Esiste un curioso fenomeno sociologico che non è ancora stato oggetto di studio: la misteriosa capacità dell’opinione pubblica - per lo più maschile, ma sfortunatamente non solo - di trasformarsi in una commissione d’esame ogni qualvolta si trovi dinanzi a una donna. Nessuno ha richiesto consigli né tantomeno giudizi, eppure eccoli lì: pronti ad arrivare per (s)valutare. Un esempio molto semplice: una donna in carriera che decide, firma contratti, manda avanti progetti, nella mentalità collettiva sarà automaticamente identificata come segretaria. Non che ci sia nulla di male, ogni lavoro è dignitoso, ma è singolare come si opti per la versione meno autorevole. La scena vede generalmente lei parlare di budget e strategie e il suo interlocutore chiederle “e il tuo capo cosa ne pensa?”. Il suo capo che non c’è perché non esiste, ma evidentemente deve esistere.

Altra questione, quella dell’età. Una donna di trent’anni che “se li porta bene” viene automaticamente retrocessa a venticinquenne, il che potrebbe sembrare un complimento, se non fosse che è sinonimo di “non ti prendo sul serio”. Perché se dimostri meno anni, allora sei “troppo giovane”. Se li dimostri tutti, sei “già grande”. Se li superi, sei “ancora in forma”. Insomma, l’unica età giusta per una donna è quella che non ha.
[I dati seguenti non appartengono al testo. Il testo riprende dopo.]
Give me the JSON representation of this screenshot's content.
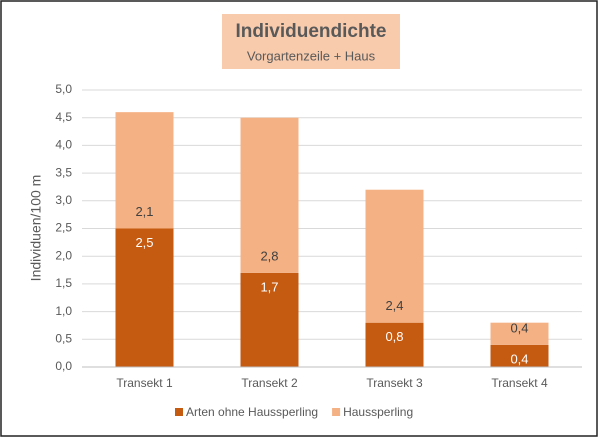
{
  "chart_data": {
    "type": "stacked_bar",
    "title": "Individuendichte",
    "subtitle": "Vorgartenzeile + Haus",
    "y_label": "Individuen/100 m",
    "categories": [
      "Transekt 1",
      "Transekt 2",
      "Transekt 3",
      "Transekt 4"
    ],
    "series": [
      {
        "name": "Arten ohne Haussperling",
        "color": "#c55a11",
        "values": [
          2.5,
          1.7,
          0.8,
          0.4
        ],
        "value_labels": [
          "2,5",
          "1,7",
          "0,8",
          "0,4"
        ]
      },
      {
        "name": "Haussperling",
        "color": "#f4b183",
        "values": [
          2.1,
          2.8,
          2.4,
          0.4
        ],
        "value_labels": [
          "2,1",
          "2,8",
          "2,4",
          "0,4"
        ]
      }
    ],
    "ylim": [
      0,
      5
    ],
    "yticks": [
      {
        "value": 0,
        "label": "0,0"
      },
      {
        "value": 0.5,
        "label": "0,5"
      },
      {
        "value": 1,
        "label": "1,0"
      },
      {
        "value": 1.5,
        "label": "1,5"
      },
      {
        "value": 2,
        "label": "2,0"
      },
      {
        "value": 2.5,
        "label": "2,5"
      },
      {
        "value": 3,
        "label": "3,0"
      },
      {
        "value": 3.5,
        "label": "3,5"
      },
      {
        "value": 4,
        "label": "4,0"
      },
      {
        "value": 4.5,
        "label": "4,5"
      },
      {
        "value": 5,
        "label": "5,0"
      }
    ],
    "grid": true,
    "legend": "bottom"
  }
}
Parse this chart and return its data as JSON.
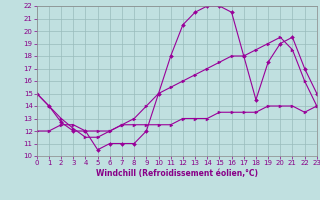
{
  "xlabel": "Windchill (Refroidissement éolien,°C)",
  "xlim": [
    0,
    23
  ],
  "ylim": [
    10,
    22
  ],
  "xticks": [
    0,
    1,
    2,
    3,
    4,
    5,
    6,
    7,
    8,
    9,
    10,
    11,
    12,
    13,
    14,
    15,
    16,
    17,
    18,
    19,
    20,
    21,
    22,
    23
  ],
  "yticks": [
    10,
    11,
    12,
    13,
    14,
    15,
    16,
    17,
    18,
    19,
    20,
    21,
    22
  ],
  "bg_color": "#c0e0e0",
  "line_color": "#990099",
  "grid_color": "#99bbbb",
  "curve1_x": [
    0,
    1,
    2,
    3,
    4,
    5,
    6,
    7,
    8,
    9,
    10,
    11,
    12,
    13,
    14,
    15,
    16,
    17,
    18,
    19,
    20,
    21,
    22,
    23
  ],
  "curve1_y": [
    15.0,
    14.0,
    12.7,
    12.0,
    12.0,
    10.5,
    11.0,
    11.0,
    11.0,
    12.0,
    15.0,
    18.0,
    20.5,
    21.5,
    22.0,
    22.0,
    21.5,
    18.0,
    14.5,
    17.5,
    19.0,
    19.5,
    17.0,
    15.0
  ],
  "curve2_x": [
    0,
    1,
    2,
    3,
    4,
    5,
    6,
    7,
    8,
    9,
    10,
    11,
    12,
    13,
    14,
    15,
    16,
    17,
    18,
    19,
    20,
    21,
    22,
    23
  ],
  "curve2_y": [
    15.0,
    14.0,
    13.0,
    12.2,
    11.5,
    11.5,
    12.0,
    12.5,
    13.0,
    14.0,
    15.0,
    15.5,
    16.0,
    16.5,
    17.0,
    17.5,
    18.0,
    18.0,
    18.5,
    19.0,
    19.5,
    18.5,
    16.0,
    14.0
  ],
  "curve3_x": [
    0,
    1,
    2,
    3,
    4,
    5,
    6,
    7,
    8,
    9,
    10,
    11,
    12,
    13,
    14,
    15,
    16,
    17,
    18,
    19,
    20,
    21,
    22,
    23
  ],
  "curve3_y": [
    12.0,
    12.0,
    12.5,
    12.5,
    12.0,
    12.0,
    12.0,
    12.5,
    12.5,
    12.5,
    12.5,
    12.5,
    13.0,
    13.0,
    13.0,
    13.5,
    13.5,
    13.5,
    13.5,
    14.0,
    14.0,
    14.0,
    13.5,
    14.0
  ],
  "xlabel_fontsize": 5.5,
  "tick_fontsize": 5.0,
  "tick_color": "#880088",
  "xlabel_color": "#880088"
}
E poi c’è la commissione più crudele, quella triste fetta rosa; non sempre, certo, ma quando succede, fa più male. Se una donna ha successo, è stata aiutata. Se è bella, è stata fortunata. Se è competente, è stata antipatica. La verità è che alle donne viene chiesto di essere perfette, ma non troppo. Come ricorda America Ferrera nel film Barbie: “Devi essere magra, ma non troppo. E non si può mai dire di voler essere magri. Devi dire che vuoi essere sana, ma allo stesso tempo devi essere magra. Devi avere soldi, ma non puoi chiedere soldi perché è volgare. Devi essere un capo, ma non puoi essere cattiva. Devi comandare, ma non puoi schiacciare le idee degli altri. Devi amare l’essere madre, ma non parlare dei tuoi figli per tutto il tempo. Devi essere una donna in carriera, ma anche preoccuparti sempre degli altri. Devi rispondere del cattivo comportamento degli uomini, il che è assurdo, ma se lo fai notare, vieni accusata di essere una che si lamenta. Dovresti rimanere bella per gli uomini, ma non così bella da tentarli troppo o da minacciare le altre donne, perché dovresti far parte della sorellanza. […] Non devi mai invecchiare, mai essere maleducata, mai metterti in mostra, mai essere egoista, mai cadere, mai fallire, mai mostrare paura, mai essere sopra le righe. È troppo difficile! È troppo contraddittorio e nessuno ti dà una medaglia o ti ringrazia! E poi si scopre che non solo stai sbagliando tutto, ma che è anche tutta colpa tua”. È letteralmente impossibile essere una donna e nessuno ti insegna come esserlo, ma tutti pretendono che si sappia interpretare la parte alla perfezione, senza esitazioni e senza sbavature. E ogni volta che una donna si prende il posto che le spetta, finisce immancabilmente per infastidire qualcuno. Che poi è sempre un posto più piccolo di quello che merita.